If you like to bet on sports, you’ve probably seen odds on games and props — those non-game events that go on around a game — like how long the national anthem will be at the Super Bowl or what color Gatorade will get dumped on a winning coach. For some big games, you can even bet on how many seconds will pass before someone starts booing at the opposing team. While these bets aren’t technically part of the game, they are still legal and have gained popularity in recent years.

Official betting is one way that sportsbooks can boost their revenue. It’s not uncommon for a large bookmaker to add lines for these bets. The lines are usually posted early on the day of the game and will remain unchanged for the entire duration of the contest. Some bookmakers offer a full menu of official betting options, including futures, moneyline and spread bets, while others limit the available markets to a few popular prop bets.

Betting on professional and collegiate teams is currently allowed in New Jersey, Mississippi and West Virginia. In addition to these states, Pennsylvania and Ohio have launched online betting and in-person sportsbooks.

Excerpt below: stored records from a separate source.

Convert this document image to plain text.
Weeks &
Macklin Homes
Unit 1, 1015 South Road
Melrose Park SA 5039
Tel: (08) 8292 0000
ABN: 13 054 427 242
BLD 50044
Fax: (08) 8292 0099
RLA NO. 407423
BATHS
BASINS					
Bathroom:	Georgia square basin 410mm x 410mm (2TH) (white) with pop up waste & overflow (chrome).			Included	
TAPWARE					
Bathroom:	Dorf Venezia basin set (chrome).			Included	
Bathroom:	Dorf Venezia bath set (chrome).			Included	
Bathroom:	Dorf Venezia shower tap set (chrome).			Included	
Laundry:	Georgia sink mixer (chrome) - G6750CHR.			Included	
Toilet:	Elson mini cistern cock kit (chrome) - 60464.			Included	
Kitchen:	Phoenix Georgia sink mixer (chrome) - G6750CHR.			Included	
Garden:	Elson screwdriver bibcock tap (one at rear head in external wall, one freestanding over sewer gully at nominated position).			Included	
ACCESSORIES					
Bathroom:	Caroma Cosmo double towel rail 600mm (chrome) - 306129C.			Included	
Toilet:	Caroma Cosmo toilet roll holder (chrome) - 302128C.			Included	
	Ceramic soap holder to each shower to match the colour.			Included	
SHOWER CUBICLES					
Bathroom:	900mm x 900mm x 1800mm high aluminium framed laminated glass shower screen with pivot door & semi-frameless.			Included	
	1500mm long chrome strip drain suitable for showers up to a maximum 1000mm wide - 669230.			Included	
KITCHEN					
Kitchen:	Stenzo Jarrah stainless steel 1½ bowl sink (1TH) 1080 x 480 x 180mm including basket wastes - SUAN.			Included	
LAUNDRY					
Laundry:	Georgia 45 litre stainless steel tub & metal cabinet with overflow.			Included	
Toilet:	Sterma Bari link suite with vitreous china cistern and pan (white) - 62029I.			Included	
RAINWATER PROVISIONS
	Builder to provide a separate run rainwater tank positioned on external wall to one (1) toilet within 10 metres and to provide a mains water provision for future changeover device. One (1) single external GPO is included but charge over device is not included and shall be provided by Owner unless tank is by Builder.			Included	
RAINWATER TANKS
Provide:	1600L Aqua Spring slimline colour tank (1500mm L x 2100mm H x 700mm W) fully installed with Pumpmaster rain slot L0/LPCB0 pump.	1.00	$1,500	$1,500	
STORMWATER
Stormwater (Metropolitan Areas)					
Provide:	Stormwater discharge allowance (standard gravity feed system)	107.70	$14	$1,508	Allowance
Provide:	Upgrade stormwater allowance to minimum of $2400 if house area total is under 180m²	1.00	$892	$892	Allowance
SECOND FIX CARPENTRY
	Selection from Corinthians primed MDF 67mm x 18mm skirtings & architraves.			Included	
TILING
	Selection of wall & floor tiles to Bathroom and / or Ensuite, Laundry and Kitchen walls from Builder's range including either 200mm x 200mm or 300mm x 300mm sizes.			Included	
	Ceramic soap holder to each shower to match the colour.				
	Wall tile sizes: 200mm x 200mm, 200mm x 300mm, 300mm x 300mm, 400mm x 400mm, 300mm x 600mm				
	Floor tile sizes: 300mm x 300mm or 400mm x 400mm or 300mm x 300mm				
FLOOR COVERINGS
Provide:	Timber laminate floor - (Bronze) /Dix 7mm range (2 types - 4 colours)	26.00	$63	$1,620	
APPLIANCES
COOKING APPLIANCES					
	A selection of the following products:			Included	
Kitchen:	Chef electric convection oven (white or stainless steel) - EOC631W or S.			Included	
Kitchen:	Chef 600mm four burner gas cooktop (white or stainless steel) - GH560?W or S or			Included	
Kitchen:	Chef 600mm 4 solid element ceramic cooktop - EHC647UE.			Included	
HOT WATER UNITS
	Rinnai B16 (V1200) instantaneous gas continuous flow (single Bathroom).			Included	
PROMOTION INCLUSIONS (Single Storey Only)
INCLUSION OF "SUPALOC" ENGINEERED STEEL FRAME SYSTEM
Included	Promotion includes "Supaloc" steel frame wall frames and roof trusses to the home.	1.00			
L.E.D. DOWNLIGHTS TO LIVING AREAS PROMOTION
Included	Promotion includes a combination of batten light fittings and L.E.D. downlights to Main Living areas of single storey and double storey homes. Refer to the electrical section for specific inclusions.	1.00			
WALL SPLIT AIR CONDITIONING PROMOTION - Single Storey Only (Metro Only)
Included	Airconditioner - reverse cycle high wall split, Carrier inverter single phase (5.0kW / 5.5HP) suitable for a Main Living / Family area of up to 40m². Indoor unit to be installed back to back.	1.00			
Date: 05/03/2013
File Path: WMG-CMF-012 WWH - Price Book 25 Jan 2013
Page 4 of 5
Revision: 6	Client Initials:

Despite the recent influx of revenue, the NFL has been largely successful in keeping the public and its players happy with its current stance on sports betting. The league’s reputation as Teflon and too big to fail has kept people betting on its games, but if there was ever something that could knock the NFL off its pedestal, it would be a betting scandal.

While the NFL doesn’t have any control over how people bet on its games, it does have some say in the types of bets that are offered. For instance, the NFL prohibits bets that could have an adverse effect on a player’s health or welfare, and it doesn’t allow bets to be placed on college or high school teams.

The NCAA has also started a sports betting integrity initiative that includes an e-learning module that educates student-athletes about problem gambling, as well as a network of contacts to prevent and detect integrity concerns including federal and state law enforcement, gaming operators and campus administrators. The association has also teamed with the National Council for Responsible Gaming to develop a first-of-its-kind research project on sports betting and the impact it could have on college students’ health and academic performance.

Missourian Brett Koenig drives 45 minutes from his suburban St. Louis home to the Chicago area if he wants to place a bet on sports. The reason? He can’t use his smartphone to access a sportsbook. Using geolocation technology, a number of 280,000 devices in the state were blocked when trying to visit sites offering sports betting from June through mid-December.